Dans notre société de plus en plus individualiste, où chacun cherche son plaisir immédiat, il y a une compréhension du droit qui a changé, dans le sens où la loi, c’est ce qui me profite. On le voit d’ailleurs chez les adultes, qui donnent une fausse image en essayant de contourner la loi quand elle ne leur profite pas. C’est la tendance dans une société néolibérale. La dimension collective du droit et la loi comme condition d’organisation de la société sont donc soumises à une mise en question. Par ailleurs, si on met trop l’accent sur la répression, c’est l’échec garanti, car les jeunes risquent de l’éprouver comme un rejet, ce qui les confortera dans leur volonté de contrer le système.

Avec l’introduction du droit pénal pour mineurs, ils sont désormais des sujets, ce qui est réellement positif. Ils peuvent avoir un avocat, ils ont accès au dossier, etc. Mais une loi ne permet pas à un jeune de se raisonner et d’arriver à changer. Il est donc nécessaire d’effectuer un travail psychique, au-delà de l’application de cette loi, afin qu’il puisse intérioriser les règles édictées. Par ailleurs, pour un enfant, il est nécessaire de dépasser le stade où il est l’enfant-roi. Pour les parents, il est parfois difficile de dire non et de mettre des limites, mais une telle attitude ne permet pas à un enfant de grandir en société.

Avez-vous fait part de votre lettre à des institutions et ministères relatifs à l’enfance et espérez-vous que le sujet intègre les différentes campagnes politiques de cette année?  

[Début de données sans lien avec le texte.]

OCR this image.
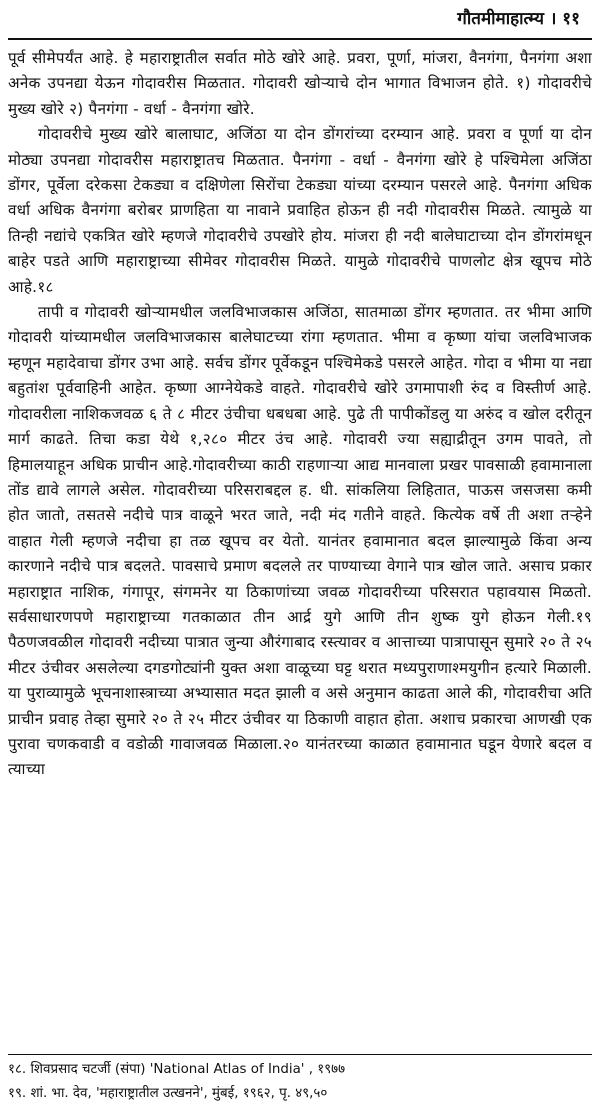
गौतमीमाहात्म्य । ११

पूर्व सीमेपर्यंत आहे. हे महाराष्ट्रातील सर्वात मोठे खोरे आहे. प्रवरा, पूर्णा, मांजरा, वैनगंगा, पैनगंगा अशा अनेक उपनद्या येऊन गोदावरीस मिळतात. गोदावरी खोऱ्याचे दोन भागात विभाजन होते. १) गोदावरीचे मुख्य खोरे २) पैनगंगा - वर्धा - वैनगंगा खोरे.

गोदावरीचे मुख्य खोरे बालाघाट, अजिंठा या दोन डोंगरांच्या दरम्यान आहे. प्रवरा व पूर्णा या दोन मोठ्या उपनद्या गोदावरीस महाराष्ट्रातच मिळतात. पैनगंगा - वर्धा - वैनगंगा खोरे हे पश्चिमेला अजिंठा डोंगर, पूर्वेला दरेकसा टेकड्या व दक्षिणेला सिरोंचा टेकड्या यांच्या दरम्यान पसरले आहे. पैनगंगा अधिक वर्धा अधिक वैनगंगा बरोबर प्राणहिता या नावाने प्रवाहित होऊन ही नदी गोदावरीस मिळते. त्यामुळे या तिन्ही नद्यांचे एकत्रित खोरे म्हणजे गोदावरीचे उपखोरे होय. मांजरा ही नदी बालेघाटाच्या दोन डोंगरांमधून बाहेर पडते आणि महाराष्ट्राच्या सीमेवर गोदावरीस मिळते. यामुळे गोदावरीचे पाणलोट क्षेत्र खूपच मोठे आहे.१८

तापी व गोदावरी खोऱ्यामधील जलविभाजकास अजिंठा, सातमाळा डोंगर म्हणतात. तर भीमा आणि गोदावरी यांच्यामधील जलविभाजकास बालेघाटच्या रांगा म्हणतात. भीमा व कृष्णा यांचा जलविभाजक म्हणून महादेवाचा डोंगर उभा आहे. सर्वच डोंगर पूर्वेकडून पश्चिमेकडे पसरले आहेत. गोदा व भीमा या नद्या बहुतांश पूर्ववाहिनी आहेत. कृष्णा आग्नेयेकडे वाहते. गोदावरीचे खोरे उगमापाशी रुंद व विस्तीर्ण आहे. गोदावरीला नाशिकजवळ ६ ते ८ मीटर उंचीचा धबधबा आहे. पुढे ती पापीकोंडलु या अरुंद व खोल दरीतून मार्ग काढते. तिचा कडा येथे १,२८० मीटर उंच आहे. गोदावरी ज्या सह्याद्रीतून उगम पावते, तो हिमालयाहून अधिक प्राचीन आहे.गोदावरीच्या काठी राहणाऱ्या आद्य मानवाला प्रखर पावसाळी हवामानाला तोंड द्यावे लागले असेल. गोदावरीच्या परिसराबद्दल ह. धी. सांकलिया लिहितात, पाऊस जसजसा कमी होत जातो, तसतसे नदीचे पात्र वाळूने भरत जाते, नदी मंद गतीने वाहते. कित्येक वर्षे ती अशा तऱ्हेने वाहात गेली म्हणजे नदीचा हा तळ खूपच वर येतो. यानंतर हवामानात बदल झाल्यामुळे किंवा अन्य कारणाने नदीचे पात्र बदलते. पावसाचे प्रमाण बदलले तर पाण्याच्या वेगाने पात्र खोल जाते. असाच प्रकार महाराष्ट्रात नाशिक, गंगापूर, संगमनेर या ठिकाणांच्या जवळ गोदावरीच्या परिसरात पहावयास मिळतो. सर्वसाधारणपणे महाराष्ट्राच्या गतकाळात तीन आर्द्र युगे आणि तीन शुष्क युगे होऊन गेली.१९ पैठणजवळील गोदावरी नदीच्या पात्रात जुन्या औरंगाबाद रस्त्यावर व आत्ताच्या पात्रापासून सुमारे २० ते २५ मीटर उंचीवर असलेल्या दगडगोट्यांनी युक्त अशा वाळूच्या घट्ट थरात मध्यपुराणाश्मयुगीन हत्यारे मिळाली. या पुराव्यामुळे भूचनाशास्त्राच्या अभ्यासात मदत झाली व असे अनुमान काढता आले की, गोदावरीचा अति प्राचीन प्रवाह तेव्हा सुमारे २० ते २५ मीटर उंचीवर या ठिकाणी वाहात होता. अशाच प्रकारचा आणखी एक पुरावा चणकवाडी व वडोळी गावाजवळ मिळाला.२० यानंतरच्या काळात हवामानात घडून येणारे बदल व त्याच्या

१८. शिवप्रसाद चटर्जी (संपा) 'National Atlas of India' , १९७७
१९. शां. भा. देव, 'महाराष्ट्रातील उत्खनने', मुंबई, १९६२, पृ. ४९,५०
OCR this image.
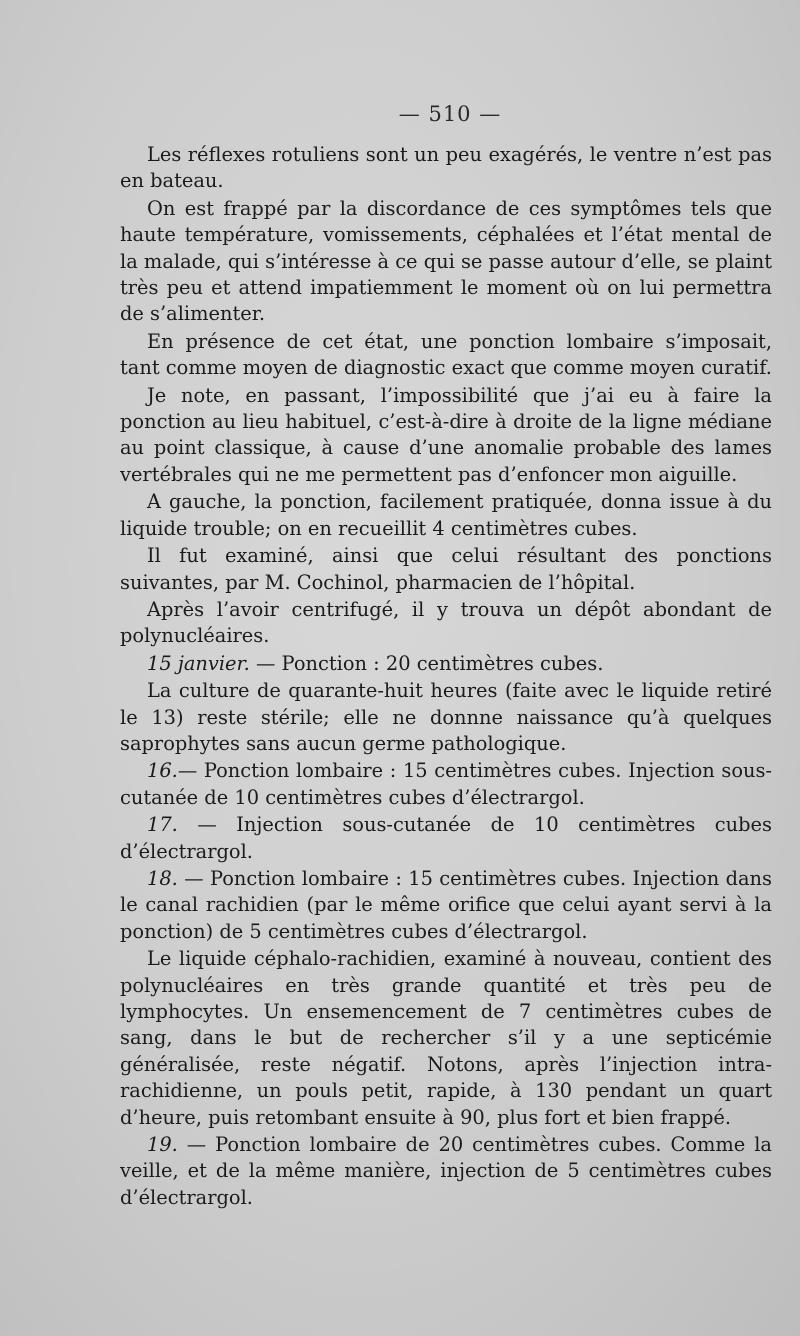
— 510 —

Les réflexes rotuliens sont un peu exagérés, le ventre n’est pas en bateau.

On est frappé par la discordance de ces symptômes tels que haute température, vomissements, céphalées et l’état mental de la malade, qui s’intéresse à ce qui se passe autour d’elle, se plaint très peu et attend impatiemment le moment où on lui permettra de s’alimenter.

En présence de cet état, une ponction lombaire s’imposait, tant comme moyen de diagnostic exact que comme moyen curatif.

Je note, en passant, l’impossibilité que j’ai eu à faire la ponction au lieu habituel, c’est-à-dire à droite de la ligne médiane au point classique, à cause d’une anomalie probable des lames vertébrales qui ne me permettent pas d’enfoncer mon aiguille.

A gauche, la ponction, facilement pratiquée, donna issue à du liquide trouble; on en recueillit 4 centimètres cubes.

Il fut examiné, ainsi que celui résultant des ponctions suivantes, par M. Cochinol, pharmacien de l’hôpital.

Après l’avoir centrifugé, il y trouva un dépôt abondant de polynucléaires.

15 janvier. — Ponction : 20 centimètres cubes.

La culture de quarante-huit heures (faite avec le liquide retiré le 13) reste stérile; elle ne donnne naissance qu’à quelques saprophytes sans aucun germe pathologique.

16.— Ponction lombaire : 15 centimètres cubes. Injection sous-cutanée de 10 centimètres cubes d’électrargol.

17. — Injection sous-cutanée de 10 centimètres cubes d’électrargol.

18. — Ponction lombaire : 15 centimètres cubes. Injection dans le canal rachidien (par le même orifice que celui ayant servi à la ponction) de 5 centimètres cubes d’électrargol.

Le liquide céphalo-rachidien, examiné à nouveau, contient des polynucléaires en très grande quantité et très peu de lymphocytes. Un ensemencement de 7 centimètres cubes de sang, dans le but de rechercher s’il y a une septicémie généralisée, reste négatif. Notons, après l’injection intra-rachidienne, un pouls petit, rapide, à 130 pendant un quart d’heure, puis retombant ensuite à 90, plus fort et bien frappé.

19. — Ponction lombaire de 20 centimètres cubes. Comme la veille, et de la même manière, injection de 5 centimètres cubes d’électrargol.
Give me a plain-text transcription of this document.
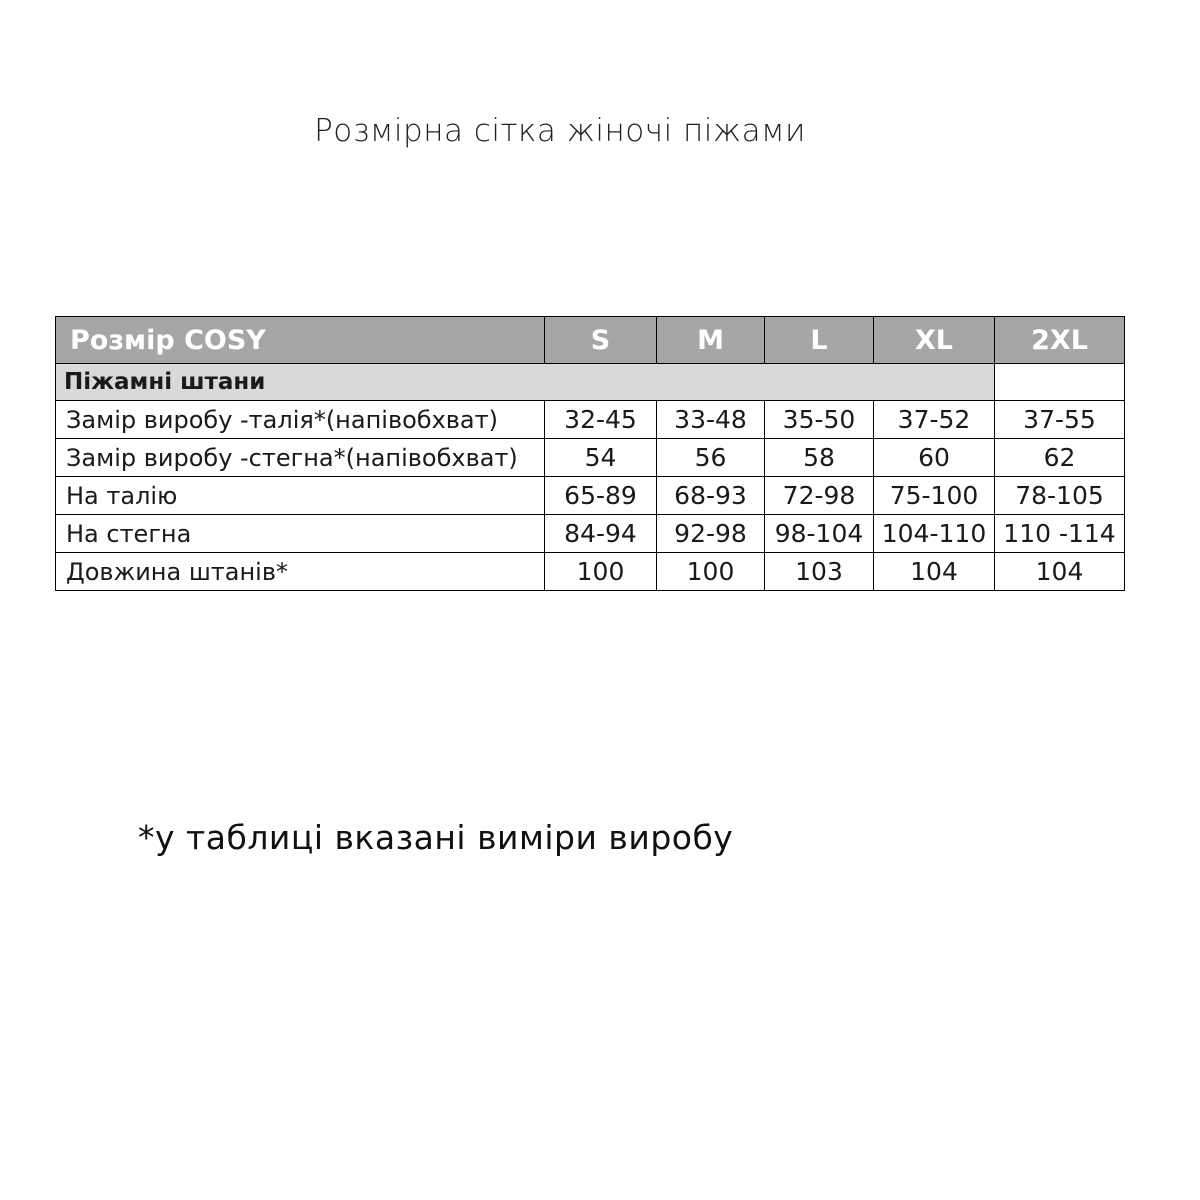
Розмірна сітка жіночі піжами
Розмір COSY	S	M	L	XL	2XL
Піжамні штани					
Замір виробу -талія*(напівобхват)	32-45	33-48	35-50	37-52	37-55
Замір виробу -стегна*(напівобхват)	54	56	58	60	62
На талію	65-89	68-93	72-98	75-100	78-105
На стегна	84-94	92-98	98-104	104-110	110 -114
Довжина штанів*	100	100	103	104	104
*у таблиці вказані виміри виробу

J’ai envoyé la lettre à la presse, à des associations professionnelles et aux ministères de la Justice et de l’Éducation. Au Parlement également, alors que deux commissions travaillent sur des projets de réformes. J’ai eu des réponses de la part de quelques institutions, qui ont fait circuler la lettre. Ça a suscité un intérêt et des gens m’ont écrit pour me remercier. J’ai juste un peu l’impression qu’avec ce sujet-là, on ne fait pas de politique actuellement. Ce thème a donc peu de chance d’apparaître dans les élections. Peut-être que je me trompe?